To date, the CFTC has brought seven enforcement actions alleging fraud in connection with the sale of virtual currencies in the cash market, according to Cooper.

“The intersection of commodities law with crypto is something that our clients have been quite focused on,” Cooper said. “This is a relatively new power given to the CFTC in Dodd-Frank, which authorizes them to pursue fraud in the sale of a commodity in interstate commerce. It’s new territory for the CFTC and the marketplace.”

She added, “The SEC and the CFTC are attempting to regulate to some degree the cash market space for various tokens and virtual currencies given the powers they have under the Commodity Exchange Act, but it remains unclear whether any regulator has the jurisdiction to enable the kind of comprehensive regulatory authority the SEC has over securities and the CFTC has over futures.”

Anyone who wants to become a Futures Commission Merchant (FCM) must register all customer-facing employees, and they must pass competency tests. Broker-dealers and FCMs must satisfy capital requirements. But none of that exists in the cash market for virtual currencies.

Cooper is currently representing a defendant in a CFTC action involving the crypto space. Crypto is an area “rife with interesting public policy issues,” she said.

The main challenge for the CFTC in general, however, is the lack of proper funding, Davis said. “The CFTC experienced a budget cut last year, and with Dodd-Frank and fintech and crypto and the need for increased knowledge and surveillance, they have severe challenges with their budget being pretty stagnant.”

She added, “I think the commission and Giancarlo are trying very hard. There is always an effort by commissioners and chairmen to try and get the budget increased, but that is a function of Congress. The idea of having companies pay a trading fee keeps getting brought up but doesn’t gain much traction.”

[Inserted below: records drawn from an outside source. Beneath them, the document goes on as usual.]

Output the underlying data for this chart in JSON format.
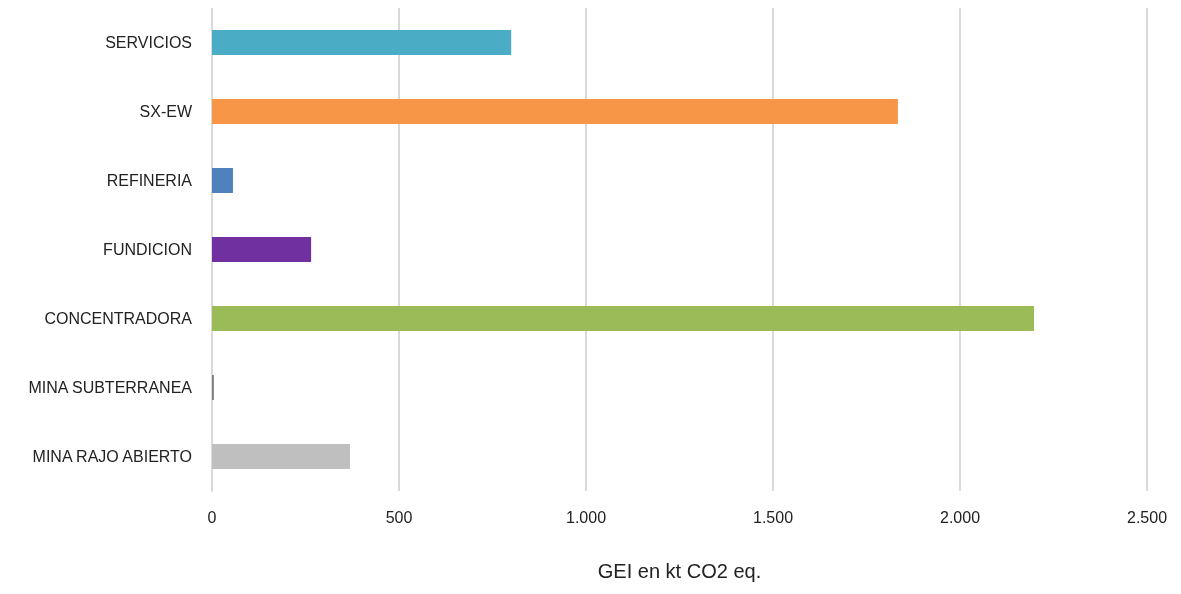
{
  "chart_data": {
    "type": "bar",
    "orientation": "horizontal",
    "xlabel": "GEI en kt CO2 eq.",
    "categories": [
      "SERVICIOS",
      "SX-EW",
      "REFINERIA",
      "FUNDICION",
      "CONCENTRADORA",
      "MINA SUBTERRANEA",
      "MINA RAJO ABIERTO"
    ],
    "values": [
      800,
      1834,
      56,
      265,
      2198,
      5,
      369
    ],
    "colors": [
      "#4bacc6",
      "#f79646",
      "#4f81bd",
      "#7030a0",
      "#9bbb59",
      "#7f7f7f",
      "#bfbfbf"
    ],
    "xlim": [
      0,
      2500
    ],
    "xticks": [
      0,
      500,
      {
        "value": 1000,
        "label": "1.000"
      },
      {
        "value": 1500,
        "label": "1.500"
      },
      {
        "value": 2000,
        "label": "2.000"
      },
      {
        "value": 2500,
        "label": "2.500"
      }
    ],
    "grid": "x"
  }
}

The SEC, in comparison, is self-funded in part, charging traders a small fee on each equity transaction.

Both Cooper and Davis say their backgrounds in prosecution and at the CFTC are extremely helpful now that they are on the defense side. Cooper has worked for both sides in the past and said the investigatory and enforcement work gives her perspective when defending a company or individual being investigated, “because you can anticipate what the enforcement attorney or prosecutor is thinking and where the investigation will go.”

Davis echoed, saying, “It helps to have that inside knowledge about what enforcement staff is looking at and to have those relationships in the division and at the CFTC, at the staff and management level, to help clients with the issues at the agency.”

Murphy & McGonigle has also launched a blog to go with the new practice, at, which serves as a resource for regulatory and enforcement news and trends, along with analysis and perspectives in the commodities, futures and derivatives area.